Bu etik, aynı zamanda Yalçi’nin biçimsel tercihlerini de belirler. Öykülerin parçalı yapısı, tamamlanmamış cümleleri, belirsiz zamansallığı gibi hepsi bu “yaralı sessizlik” poetikasının sonucudur. Yalçi, öyküyü bir anlatı formu olarak değil, bir varlık biçimiolarak kuruyor çünkü. Her öykü, anlamın tam kurulamadığı o kırılgan eşiğe doğru yürürken o eşikte dil, bir an için susar. Ama işte tam o susma anında anında, edebiyat doğmaktadır.
Bu nedenle Yalçi’nin öyküleri, yalnızca bireysel acıların değil, çağın sessizliğinin de tanıklığını yapar. Modern insanın kalabalıklar içindeki yalnızlığı, burada metafizik bir sessizliğe dönüşür. Babil Değirmenleri ve Öteki Rüyalar, bu açıdan, Türk öyküsünde “sessizlik estetiği”nin en özgün örneklerinden biri olmaya adaydır.
Yalçi’nin dünyasında sessizlik bir boşluk değil, bir varoluş biçimidir. Yara ise bir eksiklik değil, bilginin bir ve asil kaynağıdır. İnsanın anlamla kurduğu bu ilişki, artık dış dünyadan değil, kendi iç yankısından beslenir. Bu iç yankı, bir rüzgâr gibi Yalçi’nin öykülerinin arasından geçer:
“Rüzgâr konuşmadı; ama ben onun sessizliğinde kendi sesimi duydum.” (Babil Değirmenleri)
Bu cümle, Yalçi’nin poetikasının özüdür belki de. Sessizlik artık kayıp değil, bulunuştur. Yara artık acı değil, anlamdır.

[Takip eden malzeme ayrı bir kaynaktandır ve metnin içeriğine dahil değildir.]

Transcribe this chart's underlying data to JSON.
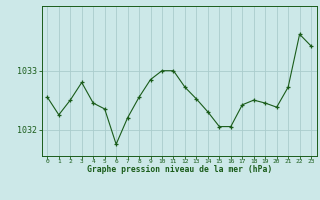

A. Hares Yalçi’nin Babil Değirmenleri ve Öteki Rüyalar adlı kitabı, yalnızca bir ilk öykü kitabı olmanın çok ötesinde, çağdaş edebiyatımızda nadiren rastlanan ölçüde metafizik ve etik bir poetika önerisi sunar. Yalçi, görünürde küçük olanın içindeki büyük yankıyı keşfederken, sessizliğin gürültüye karşı bir direniş biçimi olabileceğini de hatırlatır.
Bu öykülerde Ernst Jünger’in Kehre kavramıyla açılan mikrokozmosların kudreti, Joë Bousquet’nin varoluşun merkezine yerleştirdiği yara estetiğiyle birleşir. Yalçi, acıyı sözle değil sessizlikle kurar; anlatıyı büyük anlatıların dışına taşıyarak, yaraya eğilen bir sezgi dili inşa eder. Duyulmamış seslerin, görülmemiş mekânların, unutulmuş kelimelerin alanına çağırır bizleri.
Tam da bu yüzden Babil Değirmenleri, sadece bir edebi öneri değil, aynı zamanda yaşadığımız çağın aşırı gürültüsü, hız saplantısı ve tüketici dikkatsizliğine karşı yazılmış bir edebi “karşı duruş”tur. Büyük temaların, didaktik tezlerin değil; küçük çatlakların, iç çekişlerin ve isimsiz yalnızlıkların kitabıdır bu.
Ve belki de en çok bu yüzden, Yalçi’nin metni şu cümleyi sessizce fısıldar bizlere:
“İnsan, yarasını susturduğu yerde değil; sessizliğini onurlandırdığı yerde insandır.”
Çünkü bazen en derin anlam, en derin sükûtta yankılanır.